Some news events are exciting but unimportant from the perspective of politics and social change. They even have a name for such events: “pseudo-events.” The Super Bowl is a pseudo-event, as is a salacious sex scandal. The problem in writing a serious book about American politics is that, although pseudo-events lack social significance, they are often what average readers care about. Profundity bores most people, even readers of politics. They want to find out who’s up, who’s down, and how the great game of politics is played.

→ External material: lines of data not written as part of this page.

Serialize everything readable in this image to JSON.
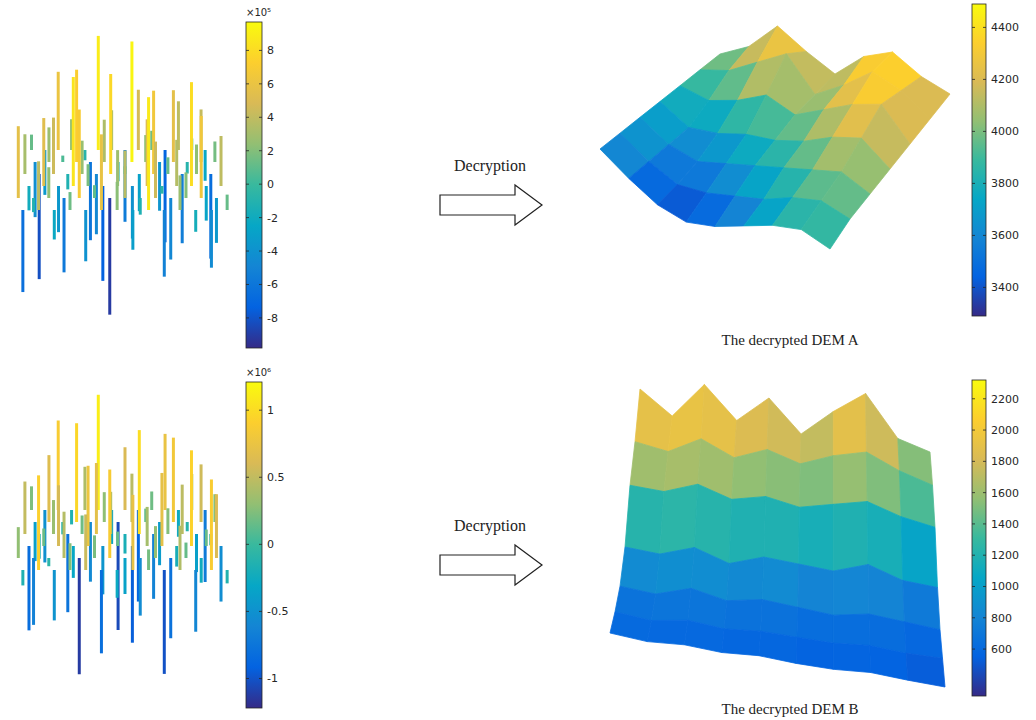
{
  "chart_data": [
    {
      "type": "stem3",
      "z": [
        [
          120000,
          -350000,
          610000,
          240000,
          -80000,
          890000,
          310000,
          -560000,
          470000,
          150000,
          -720000,
          380000,
          90000,
          -240000
        ],
        [
          -430000,
          270000,
          50000,
          720000,
          -610000,
          330000,
          -150000,
          940000,
          210000,
          -380000,
          560000,
          -90000,
          410000,
          160000
        ],
        [
          310000,
          -820000,
          440000,
          -120000,
          260000,
          -470000,
          780000,
          60000,
          -290000,
          650000,
          130000,
          -540000,
          230000,
          -660000
        ],
        [
          -190000,
          530000,
          -360000,
          850000,
          170000,
          -740000,
          280000,
          -410000,
          520000,
          -60000,
          360000,
          810000,
          -270000,
          390000
        ],
        [
          560000,
          -110000,
          240000,
          -580000,
          690000,
          100000,
          -910000,
          370000,
          -130000,
          440000,
          -480000,
          200000,
          640000,
          -350000
        ],
        [
          -640000,
          380000,
          -230000,
          140000,
          -400000,
          590000,
          220000,
          -310000,
          880000,
          -520000,
          270000,
          -170000,
          -450000,
          120000
        ]
      ],
      "colorbar_range": [
        -980000,
        970000
      ],
      "colorbar_ticks": [
        {
          "value": 800000,
          "label": "8"
        },
        {
          "value": 600000,
          "label": "6"
        },
        {
          "value": 400000,
          "label": "4"
        },
        {
          "value": 200000,
          "label": "2"
        },
        0,
        {
          "value": -200000,
          "label": "-2"
        },
        {
          "value": -400000,
          "label": "-4"
        },
        {
          "value": -600000,
          "label": "-6"
        },
        {
          "value": -800000,
          "label": "-8"
        }
      ],
      "colorbar_exponent": "×10⁵"
    },
    {
      "type": "surface",
      "title": "The decrypted DEM A",
      "annotation": "Decryption",
      "z": [
        [
          3950,
          4100,
          4380,
          4200,
          4050,
          4300,
          4420,
          4250,
          4150
        ],
        [
          3900,
          3980,
          4150,
          4320,
          4000,
          4180,
          4400,
          4300,
          4100
        ],
        [
          3850,
          3800,
          3900,
          4050,
          3950,
          4100,
          4250,
          4350,
          4050
        ],
        [
          3800,
          3650,
          3700,
          3800,
          3850,
          3950,
          4100,
          4200,
          4000
        ],
        [
          3750,
          3600,
          3550,
          3650,
          3750,
          3850,
          3950,
          4050,
          3950
        ],
        [
          3700,
          3550,
          3450,
          3500,
          3600,
          3700,
          3850,
          3950,
          3900
        ],
        [
          3650,
          3500,
          3380,
          3350,
          3450,
          3600,
          3750,
          3850,
          3800
        ]
      ],
      "colorbar_range": [
        3290,
        4490
      ],
      "colorbar_ticks": [
        4400,
        4200,
        4000,
        3800,
        3600,
        3400
      ]
    },
    {
      "type": "stem3",
      "z": [
        [
          230000,
          -510000,
          870000,
          -140000,
          420000,
          1120000,
          -330000,
          610000,
          -890000,
          180000,
          740000,
          -260000,
          350000,
          -700000
        ],
        [
          -380000,
          650000,
          -120000,
          960000,
          -580000,
          290000,
          -1050000,
          470000,
          130000,
          -420000,
          820000,
          -90000,
          560000,
          270000
        ],
        [
          510000,
          -240000,
          330000,
          -760000,
          180000,
          690000,
          410000,
          -190000,
          1010000,
          -630000,
          250000,
          480000,
          -370000,
          -110000
        ],
        [
          -820000,
          170000,
          590000,
          -310000,
          780000,
          -470000,
          140000,
          -940000,
          380000,
          710000,
          -200000,
          930000,
          160000,
          -540000
        ],
        [
          300000,
          -650000,
          -80000,
          450000,
          -1130000,
          220000,
          860000,
          -350000,
          -560000,
          310000,
          -780000,
          150000,
          -240000,
          620000
        ],
        [
          -150000,
          920000,
          -490000,
          260000,
          540000,
          -810000,
          -270000,
          730000,
          200000,
          -1010000,
          430000,
          -600000,
          880000,
          -130000
        ]
      ],
      "colorbar_range": [
        -1220000,
        1210000
      ],
      "colorbar_ticks": [
        {
          "value": 1000000,
          "label": "1"
        },
        {
          "value": 500000,
          "label": "0.5"
        },
        0,
        {
          "value": -500000,
          "label": "-0.5"
        },
        {
          "value": -1000000,
          "label": "-1"
        }
      ],
      "colorbar_exponent": "×10⁶"
    },
    {
      "type": "surface",
      "title": "The decrypted DEM B",
      "annotation": "Decryption",
      "z": [
        [
          2200,
          1900,
          2250,
          1850,
          2100,
          1700,
          1950,
          2150,
          1650,
          1500
        ],
        [
          1800,
          1700,
          1850,
          1650,
          1750,
          1600,
          1700,
          1750,
          1550,
          1400
        ],
        [
          1500,
          1450,
          1550,
          1400,
          1450,
          1350,
          1400,
          1450,
          1300,
          1200
        ],
        [
          1000,
          950,
          1050,
          900,
          1000,
          950,
          900,
          1000,
          850,
          800
        ],
        [
          750,
          700,
          800,
          700,
          750,
          700,
          650,
          700,
          650,
          600
        ],
        [
          650,
          600,
          650,
          600,
          620,
          600,
          580,
          600,
          560,
          550
        ],
        [
          600,
          560,
          580,
          550,
          570,
          540,
          530,
          550,
          520,
          500
        ]
      ],
      "colorbar_range": [
        300,
        2320
      ],
      "colorbar_ticks": [
        2200,
        2000,
        1800,
        1600,
        1400,
        1200,
        1000,
        800,
        600
      ]
    }
  ]
}
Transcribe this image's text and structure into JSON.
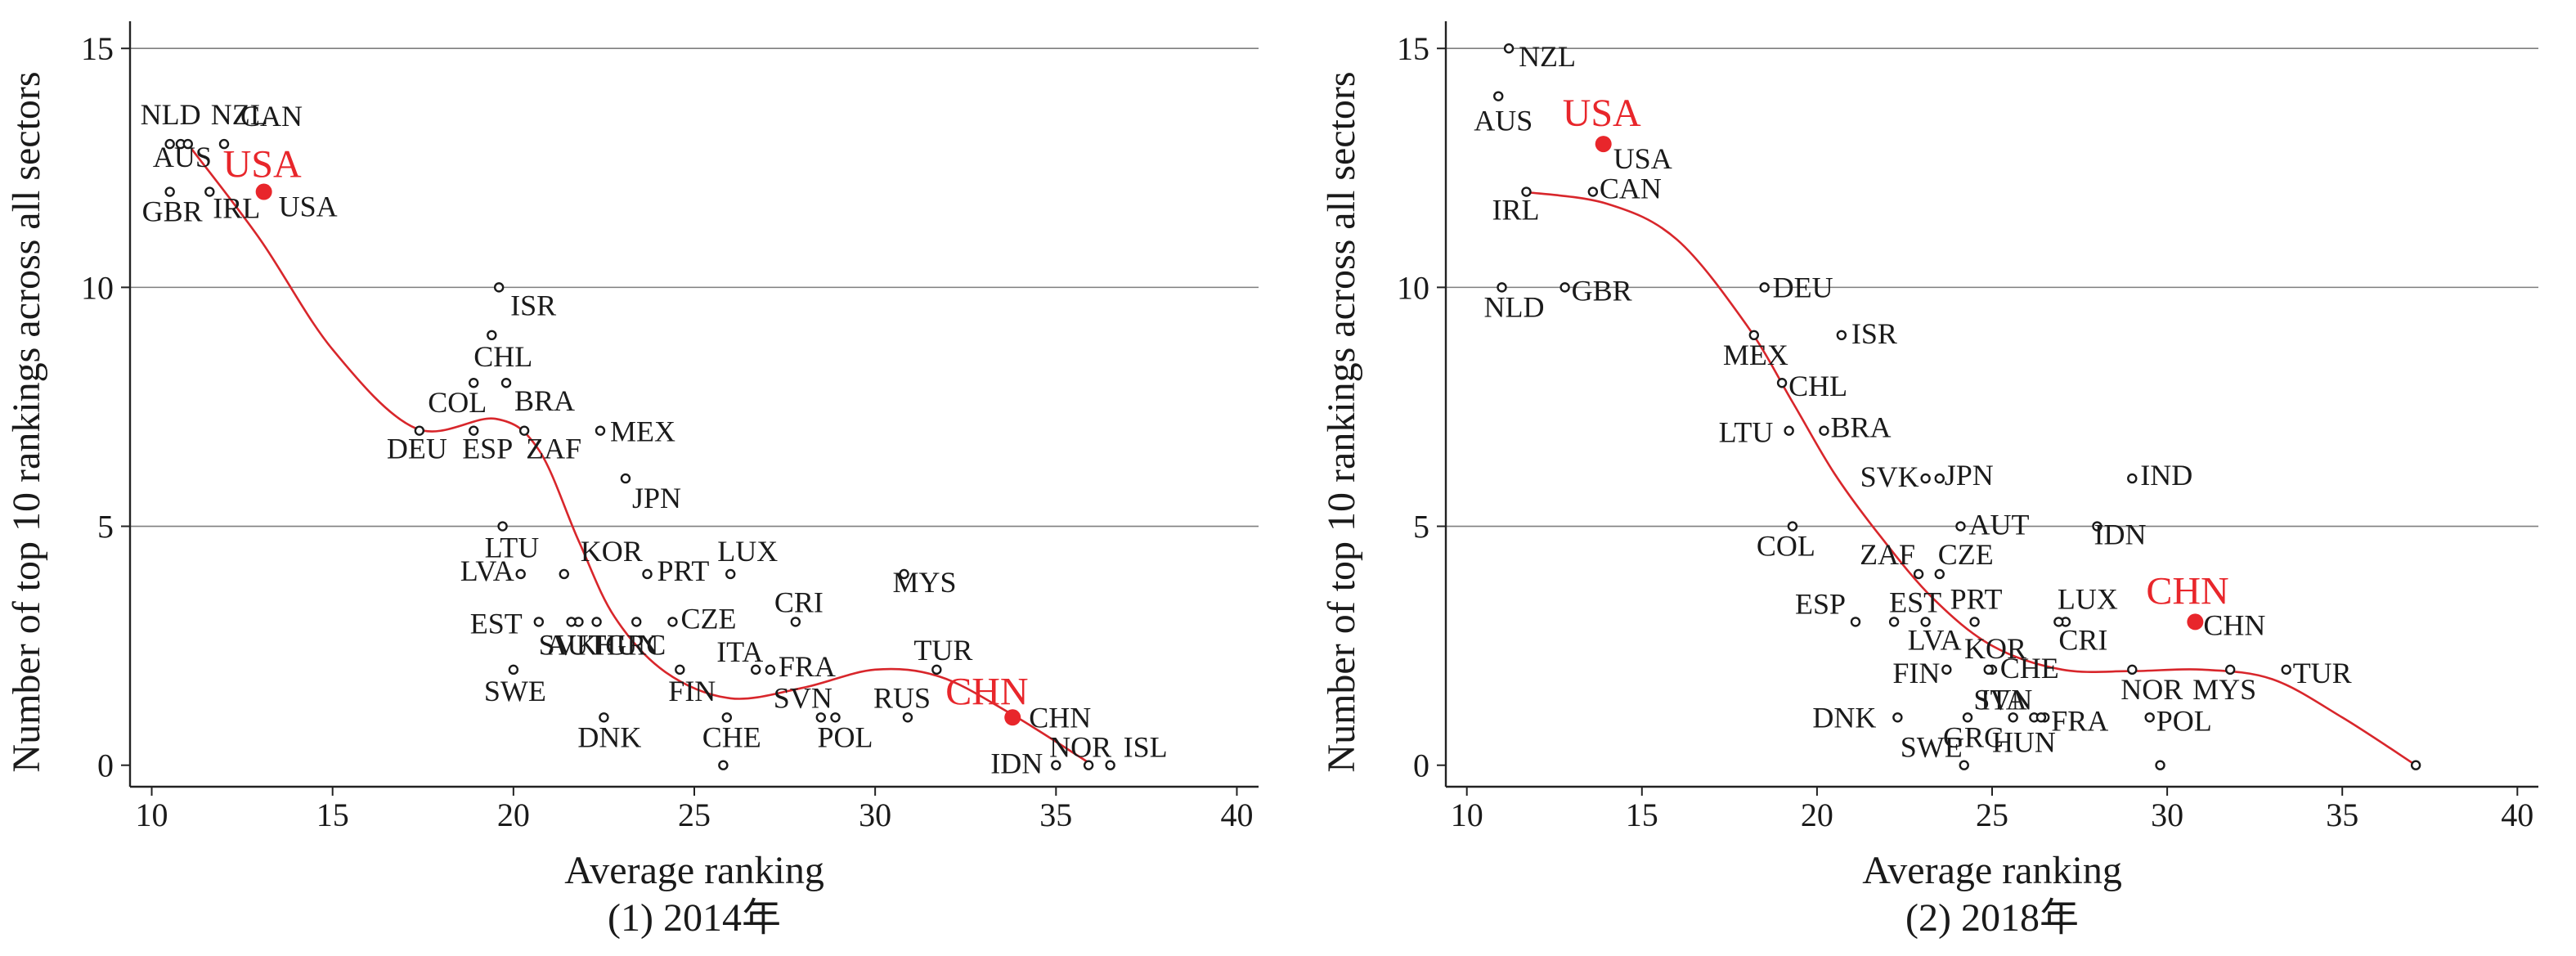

This is why Tevi Troy’s new book, Fight House, is so remarkable. Troy is a former Deputy Secretary for Health and Human Services in the George W. Bush administration, and therefore someone with first-hand knowledge of bureaucratic politics. He also has a doctorate in American Civilization, which gives him the analytical tools needed to spot trends. With his combined skills, he has crafted a truly enjoyable read that joins surprising, even titillating, political pseudo-events with serious analysis of how government works. Tracing the history of conflict inside White House staffs from FDR to Trump (with each administration getting its own chapter), he explains why some administrations succeed while others fail, with an eye toward advising future administrations on how they might conduct themselves.
Managing Conflict
Like all political realists since Machiavelli, Troy recognizes that, for any White House administration, success is uncertain. Success in politics is, to a high degree, a matter of chance. What Troy wants to do, as Machiavelli did, is to give an administration a better than even chance of success—that is, to improve the odds. He examines three sources of conflict as the basis for doing so.
Ideology comes first, with opposing belief systems a major source of staff infighting. Usually, administrations with this problem devolve into two ideological camps, but sometimes it can be three, as, for example, in the current administration, where “globalists,” traditional Republicans, and populists (or Trump loyalists) battle it out.
Second comes “process,” or how the White House organizes its people. The inexorable expansion of White House staff that began under FDR continues to this day. Even Eisenhower, who preferred the old Cabinet model of governance, practically doubled the number of White House staff during his tenure. Still, organization varies.